Dara Horn, doutora em literatura iídiche e hebraica, escreve sobre o significado deliberado da ausência de fim. Sob uma perspectiva religiosa, para o judaísmo, a história não chegou ao final. Nós vivemos num mundo quebrado que ainda não foi redimido. A diferença de sensibilidade não é fortuita: as estruturas narrativas judaica e cristã divergem no ponto nevrálgico que causou a cisma religiosa. Quem continua judeu é aquele que acredita que o mundo ainda não foi salvo. O sentido não está dado. Ainda vamos escrever o próximo capítulo.
Assim como a história cristã vem nas roupagens religiosa e secular, Dara Horn navega pelas histórias judaicas contadas por seus inúmeros narradores: Franz Kafka, S. Y. Agnon (Nobel de 1966), Isaac Bashevis Singer (Nobel de 1978), A. B. Yehoshua, entre tantos outros. Foi em sua lista de narradores que reencontrei Tevye, o leiteiro, personagem de Scholem Aleichem. Os causos de Tevye foram adaptados para a Broadway e para o cinema sob o título de “O violinista no telhado”, um dos filmes mais legais do mundo. Os eventos acontecem com Tevye, mas ele nunca muda. Tevye não tem um ponto de virada. Ele não conta uma história de amadurecimento. Em vez disso, Horn diz que “ele apenas continua resistindo, o que parece dolorosamente realista. Seu grande poder é que ele permanece exatamente quem ele sempre foi”.
Eu não me reconheço nos romances de formação, com as seus finais redentores e suas certezas de sentido. Não tenho fé em momentos de virada. Nunca passei por algo parecido com uma conversão. Mas eu posso me imaginar como um capítulo numa história ainda sem fim.
Histórias com finais definitivos não refletem necessariamente a crença de que o mundo faz sentido, mas refletem a crença no poder da arte de dar sentido a ele. O que se encontra na narrativa judaica, no entanto, é algo diferente: uma espécie de realismo que vem da humildade, do conhecimento de que não se pode ser fiel à experiência humana enquanto se finge entender o mundo. São histórias sem conclusões, mas cheias de resistência e resiliência. Elas são sobre limitações humanas, o que significa que as histórias não são finais, mas começos, o começo da busca por significado e não o final - e o poder da resiliência e da resistência para levar alguém na busca por esse significado.

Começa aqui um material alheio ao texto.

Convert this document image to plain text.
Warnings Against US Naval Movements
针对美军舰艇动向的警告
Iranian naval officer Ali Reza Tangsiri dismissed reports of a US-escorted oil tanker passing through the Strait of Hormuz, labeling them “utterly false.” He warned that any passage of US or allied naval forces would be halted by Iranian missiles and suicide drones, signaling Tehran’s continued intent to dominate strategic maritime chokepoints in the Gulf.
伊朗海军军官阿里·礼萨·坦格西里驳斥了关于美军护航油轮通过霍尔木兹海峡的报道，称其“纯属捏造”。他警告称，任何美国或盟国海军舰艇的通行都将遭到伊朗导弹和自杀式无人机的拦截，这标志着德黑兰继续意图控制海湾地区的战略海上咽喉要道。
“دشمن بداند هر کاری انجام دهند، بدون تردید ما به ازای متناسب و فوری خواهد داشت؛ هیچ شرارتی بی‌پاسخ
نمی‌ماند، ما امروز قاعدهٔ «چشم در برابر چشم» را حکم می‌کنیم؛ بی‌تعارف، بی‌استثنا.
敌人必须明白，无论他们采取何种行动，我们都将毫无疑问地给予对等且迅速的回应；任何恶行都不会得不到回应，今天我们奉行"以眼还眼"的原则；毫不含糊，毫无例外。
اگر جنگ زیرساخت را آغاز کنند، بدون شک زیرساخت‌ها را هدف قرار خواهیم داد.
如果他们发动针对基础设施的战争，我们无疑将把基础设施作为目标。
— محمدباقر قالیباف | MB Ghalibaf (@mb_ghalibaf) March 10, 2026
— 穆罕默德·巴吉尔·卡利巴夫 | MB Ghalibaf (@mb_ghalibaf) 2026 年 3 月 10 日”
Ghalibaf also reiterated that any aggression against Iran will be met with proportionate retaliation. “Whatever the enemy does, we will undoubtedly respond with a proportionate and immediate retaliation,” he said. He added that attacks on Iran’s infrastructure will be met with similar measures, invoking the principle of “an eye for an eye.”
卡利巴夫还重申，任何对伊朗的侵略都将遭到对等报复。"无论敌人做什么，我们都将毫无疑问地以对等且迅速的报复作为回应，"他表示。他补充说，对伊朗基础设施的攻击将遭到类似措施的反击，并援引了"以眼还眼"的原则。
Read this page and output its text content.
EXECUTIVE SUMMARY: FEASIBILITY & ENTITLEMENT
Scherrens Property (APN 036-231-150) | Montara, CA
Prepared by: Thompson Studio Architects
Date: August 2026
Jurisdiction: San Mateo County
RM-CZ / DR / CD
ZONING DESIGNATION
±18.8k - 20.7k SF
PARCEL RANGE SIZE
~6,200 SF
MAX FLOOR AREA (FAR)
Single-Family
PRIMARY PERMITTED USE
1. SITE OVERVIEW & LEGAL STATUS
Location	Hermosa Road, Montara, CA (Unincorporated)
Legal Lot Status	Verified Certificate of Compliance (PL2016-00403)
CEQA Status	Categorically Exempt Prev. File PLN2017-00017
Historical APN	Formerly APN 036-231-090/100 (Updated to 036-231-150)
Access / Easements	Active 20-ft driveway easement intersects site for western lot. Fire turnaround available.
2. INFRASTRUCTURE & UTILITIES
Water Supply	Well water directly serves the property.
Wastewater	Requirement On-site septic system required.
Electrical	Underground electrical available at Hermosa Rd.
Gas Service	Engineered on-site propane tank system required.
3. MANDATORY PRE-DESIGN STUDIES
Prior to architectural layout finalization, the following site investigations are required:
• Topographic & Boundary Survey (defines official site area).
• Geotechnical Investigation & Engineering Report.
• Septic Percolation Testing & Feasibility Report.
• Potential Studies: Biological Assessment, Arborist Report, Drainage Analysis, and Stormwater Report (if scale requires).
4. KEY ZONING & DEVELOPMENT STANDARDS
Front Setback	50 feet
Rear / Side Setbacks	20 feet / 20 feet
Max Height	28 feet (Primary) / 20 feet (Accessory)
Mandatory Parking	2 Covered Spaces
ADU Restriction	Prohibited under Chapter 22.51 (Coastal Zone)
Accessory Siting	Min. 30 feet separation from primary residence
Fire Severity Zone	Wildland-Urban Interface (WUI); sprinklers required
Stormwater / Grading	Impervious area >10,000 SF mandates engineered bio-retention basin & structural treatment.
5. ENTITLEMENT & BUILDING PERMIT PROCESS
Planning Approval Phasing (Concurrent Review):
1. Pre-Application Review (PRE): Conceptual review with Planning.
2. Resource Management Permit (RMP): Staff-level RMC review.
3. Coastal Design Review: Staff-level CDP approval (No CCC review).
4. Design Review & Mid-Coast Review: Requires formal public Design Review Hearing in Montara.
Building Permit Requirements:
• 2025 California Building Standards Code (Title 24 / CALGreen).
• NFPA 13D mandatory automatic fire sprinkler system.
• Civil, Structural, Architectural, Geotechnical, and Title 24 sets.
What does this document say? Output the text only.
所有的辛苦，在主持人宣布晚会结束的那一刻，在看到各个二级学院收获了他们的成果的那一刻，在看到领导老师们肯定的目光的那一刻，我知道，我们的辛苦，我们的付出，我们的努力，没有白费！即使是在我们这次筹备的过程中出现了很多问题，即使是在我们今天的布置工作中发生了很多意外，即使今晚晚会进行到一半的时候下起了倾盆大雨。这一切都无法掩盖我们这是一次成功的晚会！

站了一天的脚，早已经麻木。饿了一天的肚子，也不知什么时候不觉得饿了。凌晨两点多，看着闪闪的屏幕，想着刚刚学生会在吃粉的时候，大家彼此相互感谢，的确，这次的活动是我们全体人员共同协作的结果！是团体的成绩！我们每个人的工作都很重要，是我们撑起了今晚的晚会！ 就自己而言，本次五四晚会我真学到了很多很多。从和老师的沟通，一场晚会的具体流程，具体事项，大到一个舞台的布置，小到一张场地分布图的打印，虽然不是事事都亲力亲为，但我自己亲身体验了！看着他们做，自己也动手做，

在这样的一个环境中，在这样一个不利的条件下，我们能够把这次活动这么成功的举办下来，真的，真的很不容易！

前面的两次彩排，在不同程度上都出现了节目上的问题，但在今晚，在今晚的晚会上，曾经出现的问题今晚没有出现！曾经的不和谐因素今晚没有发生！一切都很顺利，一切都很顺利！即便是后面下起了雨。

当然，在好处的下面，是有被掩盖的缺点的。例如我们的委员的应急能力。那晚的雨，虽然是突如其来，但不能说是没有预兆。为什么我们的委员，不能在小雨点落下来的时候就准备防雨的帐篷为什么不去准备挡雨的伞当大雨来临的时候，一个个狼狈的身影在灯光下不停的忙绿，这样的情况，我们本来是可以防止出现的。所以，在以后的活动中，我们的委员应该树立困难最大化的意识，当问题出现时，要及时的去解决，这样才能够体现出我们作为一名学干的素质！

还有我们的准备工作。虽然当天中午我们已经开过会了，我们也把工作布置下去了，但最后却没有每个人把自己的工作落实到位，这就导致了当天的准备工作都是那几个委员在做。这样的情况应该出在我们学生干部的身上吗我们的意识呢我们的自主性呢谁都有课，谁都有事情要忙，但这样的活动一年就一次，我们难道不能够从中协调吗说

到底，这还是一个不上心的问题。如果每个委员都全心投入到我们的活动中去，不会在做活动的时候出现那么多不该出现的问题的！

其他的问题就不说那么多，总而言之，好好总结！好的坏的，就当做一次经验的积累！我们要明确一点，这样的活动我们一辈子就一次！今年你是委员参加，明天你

Dara Horn, em “People Love Dead Jews”
No tema das histórias sem fim, recomendo muito o podcast do Doug Metzger, o Literature and History. Se você não é do podcast, pode encontrar as transcrições aqui. Os últimos dois episódios são sobre “Confissões”, de Agostinho. O Doug tem como projeto falar de literatura inglesa. Por isso, ele começou do início da literatura ocidental, na Mesopotâmia, e está numa trajetória que se estende indefinidamente. O podcast chegou ao centésimo episódio e o Doug ainda está no século IV.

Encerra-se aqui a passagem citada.